Would you prefer tighter integrations (LangChain, Haystack, etc.) or a more “build-it-yourself” style?
Feedback, criticism, or collaboration ideas are all welcome. — Varshith (varshith.gudur17@gmail.com )
how much was this vibe coded? looks cool but its too much for me to digest.
where did you get the original mental model to begin building it?
It’s definitely dense, but not as wild as it looks. The mental model was: take the core building blocks from FAISS and Milvus, make them composable in Python, and expose everything clearly.
The “vibe” part came from trying to make it feel like a system that could run in production, not just a toy. So yeah, it’s a little heavy, but it earned the vibe honestly.
What’s the advantage if this being in python?
The point isn’t raw speed it’s hackability. You can plug in new models or indexing layers in minutes without dropping to C++.

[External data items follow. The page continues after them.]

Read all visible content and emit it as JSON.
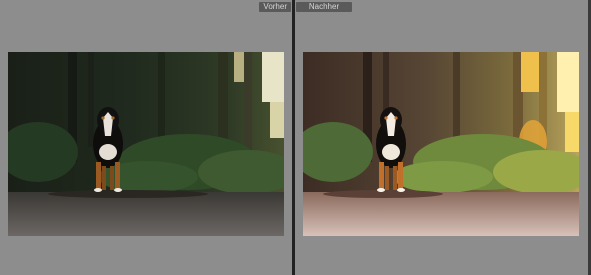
{
  "compare_view": {
    "before": {
      "label": "Vorher",
      "image": "dog-forest-photo-before"
    },
    "after": {
      "label": "Nachher",
      "image": "dog-forest-photo-after"
    }
  },
  "colors": {
    "pane_background": "#8d8d8d",
    "label_background": "#5a5a5a",
    "divider": "#222222"
  }
}
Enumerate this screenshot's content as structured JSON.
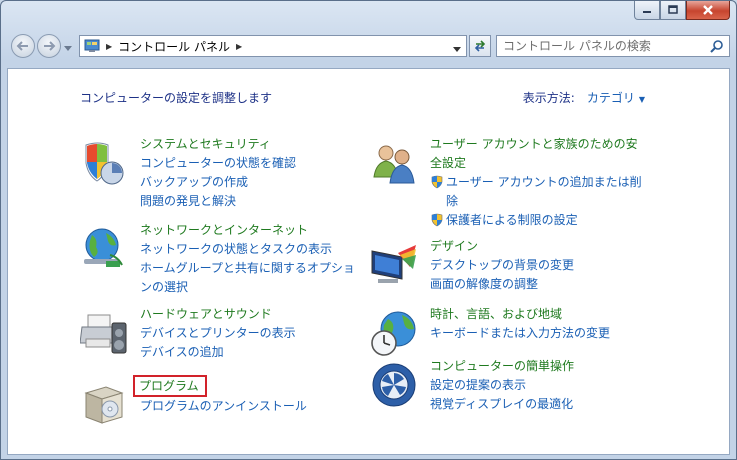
{
  "address": {
    "crumb": "コントロール パネル"
  },
  "search": {
    "placeholder": "コントロール パネルの検索"
  },
  "header": {
    "title": "コンピューターの設定を調整します",
    "view_label": "表示方法:",
    "view_value": "カテゴリ"
  },
  "categories": {
    "system": {
      "title": "システムとセキュリティ",
      "links": [
        "コンピューターの状態を確認",
        "バックアップの作成",
        "問題の発見と解決"
      ]
    },
    "network": {
      "title": "ネットワークとインターネット",
      "links": [
        "ネットワークの状態とタスクの表示",
        "ホームグループと共有に関するオプショ",
        "ンの選択"
      ]
    },
    "hardware": {
      "title": "ハードウェアとサウンド",
      "links": [
        "デバイスとプリンターの表示",
        "デバイスの追加"
      ]
    },
    "programs": {
      "title": "プログラム",
      "links": [
        "プログラムのアンインストール"
      ]
    },
    "users": {
      "title_line1": "ユーザー アカウントと家族のための安",
      "title_line2": "全設定",
      "links": [
        "ユーザー アカウントの追加または削",
        "除",
        "保護者による制限の設定"
      ]
    },
    "appearance": {
      "title": "デザイン",
      "links": [
        "デスクトップの背景の変更",
        "画面の解像度の調整"
      ]
    },
    "clock": {
      "title": "時計、言語、および地域",
      "links": [
        "キーボードまたは入力方法の変更"
      ]
    },
    "ease": {
      "title": "コンピューターの簡単操作",
      "links": [
        "設定の提案の表示",
        "視覚ディスプレイの最適化"
      ]
    }
  },
  "colors": {
    "category_title": "#1f7a1f",
    "link": "#1a5fb4",
    "highlight": "#d2222a"
  }
}
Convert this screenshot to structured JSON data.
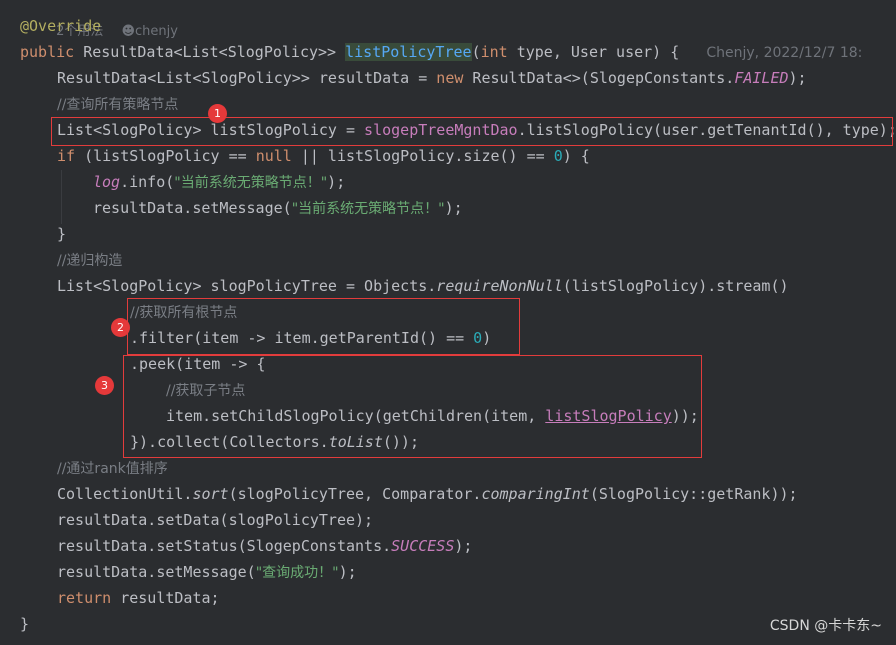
{
  "usage_hint": {
    "text": "2个用法",
    "author": "chenjy"
  },
  "code": {
    "annotation": "@Override",
    "signature": {
      "kw_public": "public",
      "return_type": "ResultData<List<SlogPolicy>>",
      "method_name": "listPolicyTree",
      "open": "(",
      "kw_int": "int",
      "params_rest": " type, User user) {",
      "blame": "Chenjy, 2022/12/7 18:"
    },
    "l3": {
      "a": "ResultData<List<SlogPolicy>> resultData = ",
      "kw_new": "new",
      "b": " ResultData<>(SlogepConstants.",
      "const": "FAILED",
      "c": ");"
    },
    "l4": {
      "comment": "//查询所有策略节点"
    },
    "l5": {
      "a": "List<SlogPolicy> listSlogPolicy = ",
      "field": "slogepTreeMgntDao",
      "b": ".listSlogPolicy(user.getTenantId(), type);"
    },
    "l6": {
      "kw_if": "if",
      "a": " (listSlogPolicy == ",
      "kw_null": "null",
      "b": " || listSlogPolicy.size() == ",
      "num": "0",
      "c": ") {"
    },
    "l7": {
      "log": "log",
      "a": ".info(",
      "str": "\"当前系统无策略节点！\"",
      "b": ");"
    },
    "l8": {
      "a": "resultData.setMessage(",
      "str": "\"当前系统无策略节点！\"",
      "b": ");"
    },
    "l9": {
      "a": "}"
    },
    "l10": {
      "comment": "//递归构造"
    },
    "l11": {
      "a": "List<SlogPolicy> slogPolicyTree = Objects.",
      "static": "requireNonNull",
      "b": "(listSlogPolicy).stream()"
    },
    "l12": {
      "comment": "//获取所有根节点"
    },
    "l13": {
      "a": ".filter(item -> item.getParentId() == ",
      "num": "0",
      "b": ")"
    },
    "l14": {
      "a": ".peek(item -> {"
    },
    "l15": {
      "comment": "//获取子节点"
    },
    "l16": {
      "a": "item.setChildSlogPolicy(getChildren(item, ",
      "captured": "listSlogPolicy",
      "b": "));"
    },
    "l17": {
      "a": "}).collect(Collectors.",
      "static": "toList",
      "b": "());"
    },
    "l18": {
      "comment": "//通过rank值排序"
    },
    "l19": {
      "a": "CollectionUtil.",
      "static1": "sort",
      "b": "(slogPolicyTree, Comparator.",
      "static2": "comparingInt",
      "c": "(SlogPolicy::getRank));"
    },
    "l20": {
      "a": "resultData.setData(slogPolicyTree);"
    },
    "l21": {
      "a": "resultData.setStatus(SlogepConstants.",
      "const": "SUCCESS",
      "b": ");"
    },
    "l22": {
      "a": "resultData.setMessage(",
      "str": "\"查询成功！\"",
      "b": ");"
    },
    "l23": {
      "kw_return": "return",
      "a": " resultData;"
    },
    "l24": {
      "a": "}"
    }
  },
  "markers": [
    "1",
    "2",
    "3"
  ],
  "watermark": "CSDN @卡卡东~",
  "colors": {
    "background": "#2b2d30",
    "highlight_box": "#e23c3c",
    "badge": "#e5393a"
  }
}
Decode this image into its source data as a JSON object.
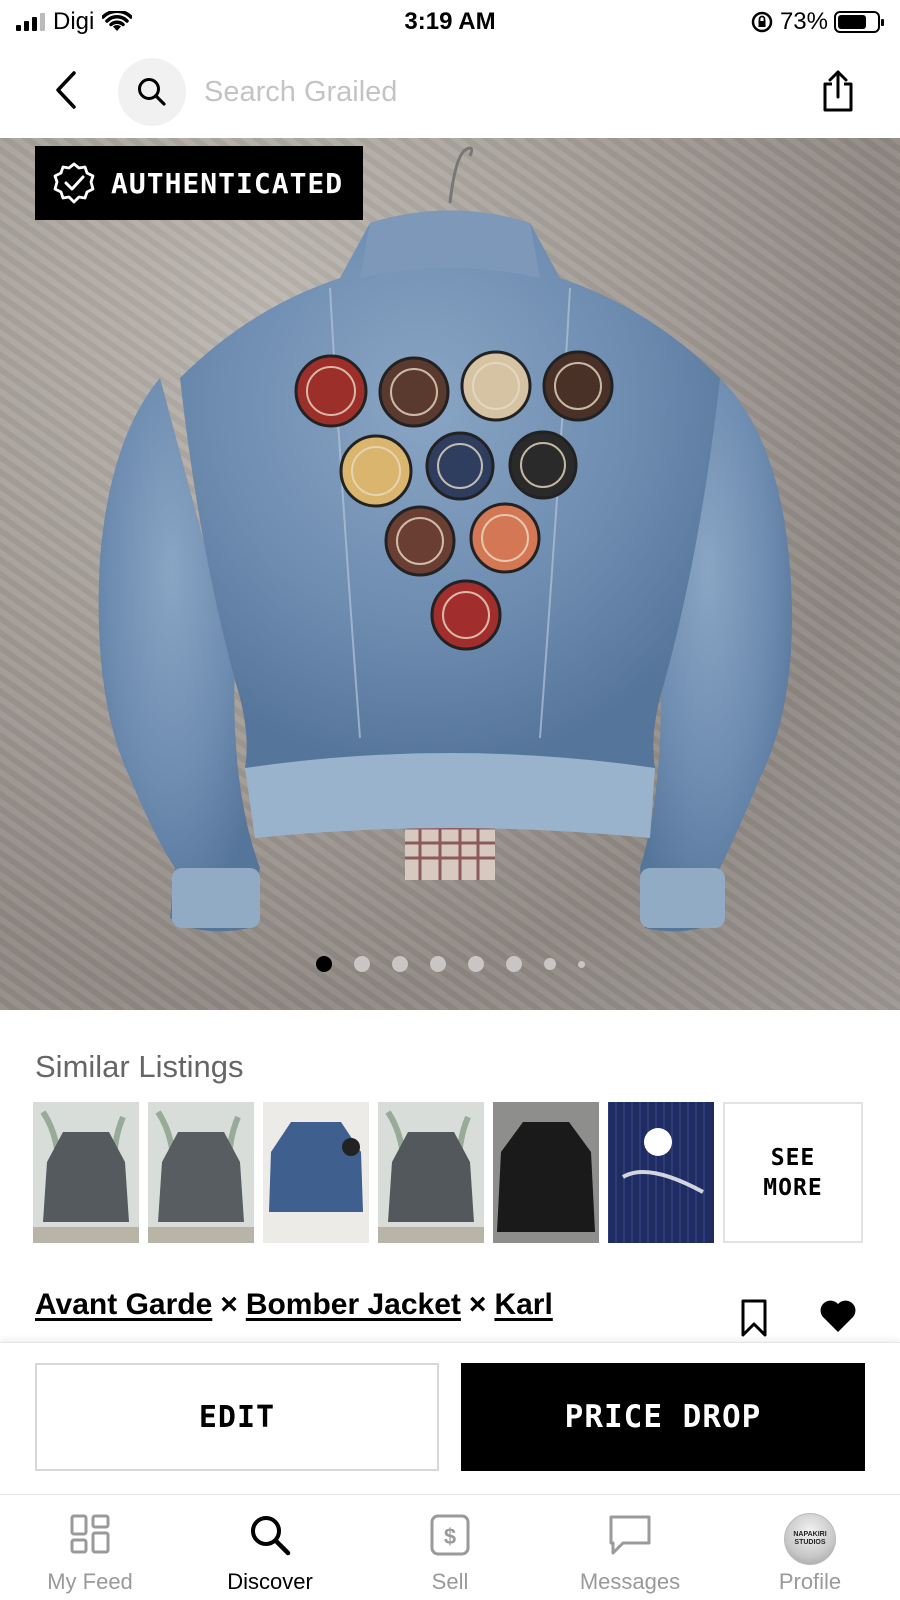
{
  "status_bar": {
    "carrier": "Digi",
    "time": "3:19 AM",
    "battery_percent": "73%",
    "battery_level": 0.73
  },
  "header": {
    "search_placeholder": "Search Grailed",
    "icons": [
      "chevron-left-icon",
      "search-icon",
      "share-icon"
    ]
  },
  "hero": {
    "badge_label": "AUTHENTICATED",
    "image_description_icon": "denim-bomber-jacket-photo",
    "carousel_total": 8,
    "carousel_active_index": 0
  },
  "similar": {
    "title": "Similar Listings",
    "see_more_label": "SEE\nMORE",
    "thumb_count": 6
  },
  "listing": {
    "designers": [
      "Avant Garde",
      "Bomber Jacket",
      "Karl"
    ],
    "separator": "×"
  },
  "actions": {
    "edit_label": "EDIT",
    "price_drop_label": "PRICE DROP"
  },
  "tabs": [
    {
      "label": "My Feed",
      "icon": "grid-icon",
      "active": false
    },
    {
      "label": "Discover",
      "icon": "search-icon",
      "active": true
    },
    {
      "label": "Sell",
      "icon": "dollar-tag-icon",
      "active": false
    },
    {
      "label": "Messages",
      "icon": "chat-bubble-icon",
      "active": false
    },
    {
      "label": "Profile",
      "icon": "avatar-icon",
      "active": false
    }
  ],
  "profile_avatar_text": "NAPAKIRI STUDIOS"
}
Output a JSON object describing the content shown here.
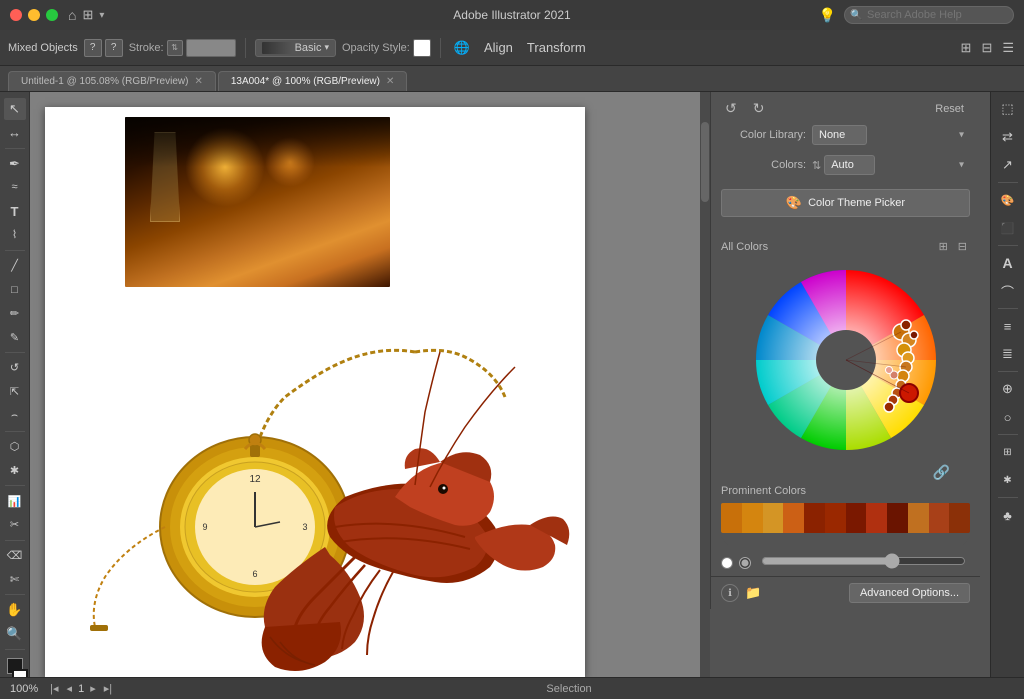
{
  "app": {
    "title": "Adobe Illustrator 2021",
    "window_controls": {
      "close": "×",
      "minimize": "–",
      "maximize": "□"
    }
  },
  "search": {
    "placeholder": "Search Adobe Help",
    "icon": "🔍"
  },
  "toolbar": {
    "object_type": "Mixed Objects",
    "question_mark1": "?",
    "question_mark2": "?",
    "stroke_label": "Stroke:",
    "mode_label": "Basic",
    "opacity_label": "Opacity",
    "style_label": "Style:",
    "align_label": "Align",
    "transform_label": "Transform"
  },
  "tabs": [
    {
      "id": "tab1",
      "label": "Untitled-1 @ 105.08% (RGB/Preview)",
      "active": false
    },
    {
      "id": "tab2",
      "label": "13A004* @ 100% (RGB/Preview)",
      "active": true
    }
  ],
  "color_panel": {
    "undo_symbol": "↺",
    "redo_symbol": "↻",
    "reset_label": "Reset",
    "color_library_label": "Color Library:",
    "color_library_value": "None",
    "colors_label": "Colors:",
    "colors_value": "Auto",
    "color_theme_btn": "Color Theme Picker",
    "all_colors_label": "All Colors",
    "lock_symbol": "🔗",
    "prominent_label": "Prominent Colors",
    "advanced_btn": "Advanced Options...",
    "info_symbol": "ℹ",
    "folder_symbol": "📁",
    "swatches": [
      "#c8700a",
      "#d4850f",
      "#e09a20",
      "#c05010",
      "#a03808",
      "#8b2200",
      "#9a3510",
      "#7a2000",
      "#6b1800",
      "#5a1200",
      "#c85c1a",
      "#a04020"
    ]
  },
  "status_bar": {
    "zoom": "100%",
    "page": "1",
    "tool": "Selection"
  },
  "left_tools": [
    "↖",
    "↔",
    "✏",
    "✒",
    "⌂",
    "T",
    "∟",
    "✂",
    "⬚",
    "○",
    "↺",
    "✱",
    "⬛",
    "⊗",
    "☁",
    "✋",
    "🔍"
  ],
  "right_panel_icons": [
    "⬚",
    "⇄",
    "↗",
    "≡",
    "A",
    "⌒",
    "¶",
    "≣",
    "⊕",
    "○",
    "⬛",
    "✱",
    "♣"
  ]
}
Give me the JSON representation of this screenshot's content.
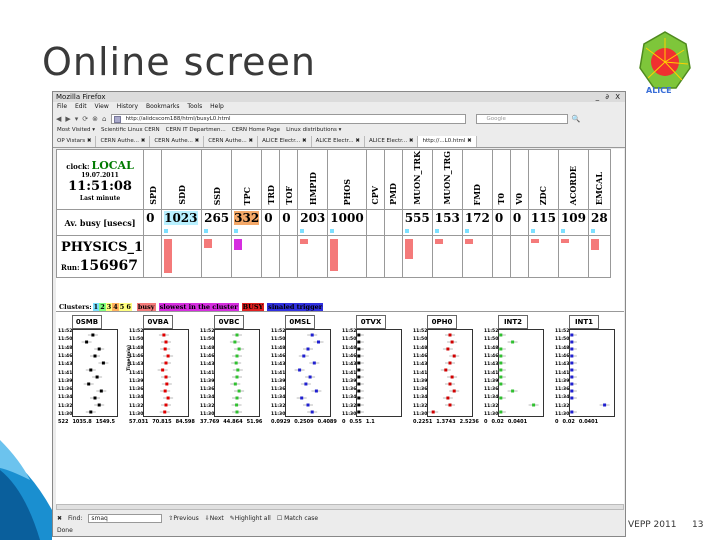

I think the “simple, modular, and extensible” makes this interesting. And for those, it being written in Python are relevant.
Exactly Python makes the whole stack composable instead of compiled shut. That’s where the fun (and flexibility) lives.
dude you already missed the window.
nothing is better than sqlite as a library and don't use high perforamnce as your value for a python product
SQLite’s perfect if you’ve got rows and tables. Valori’s for when you’ve got embeddings and chaos.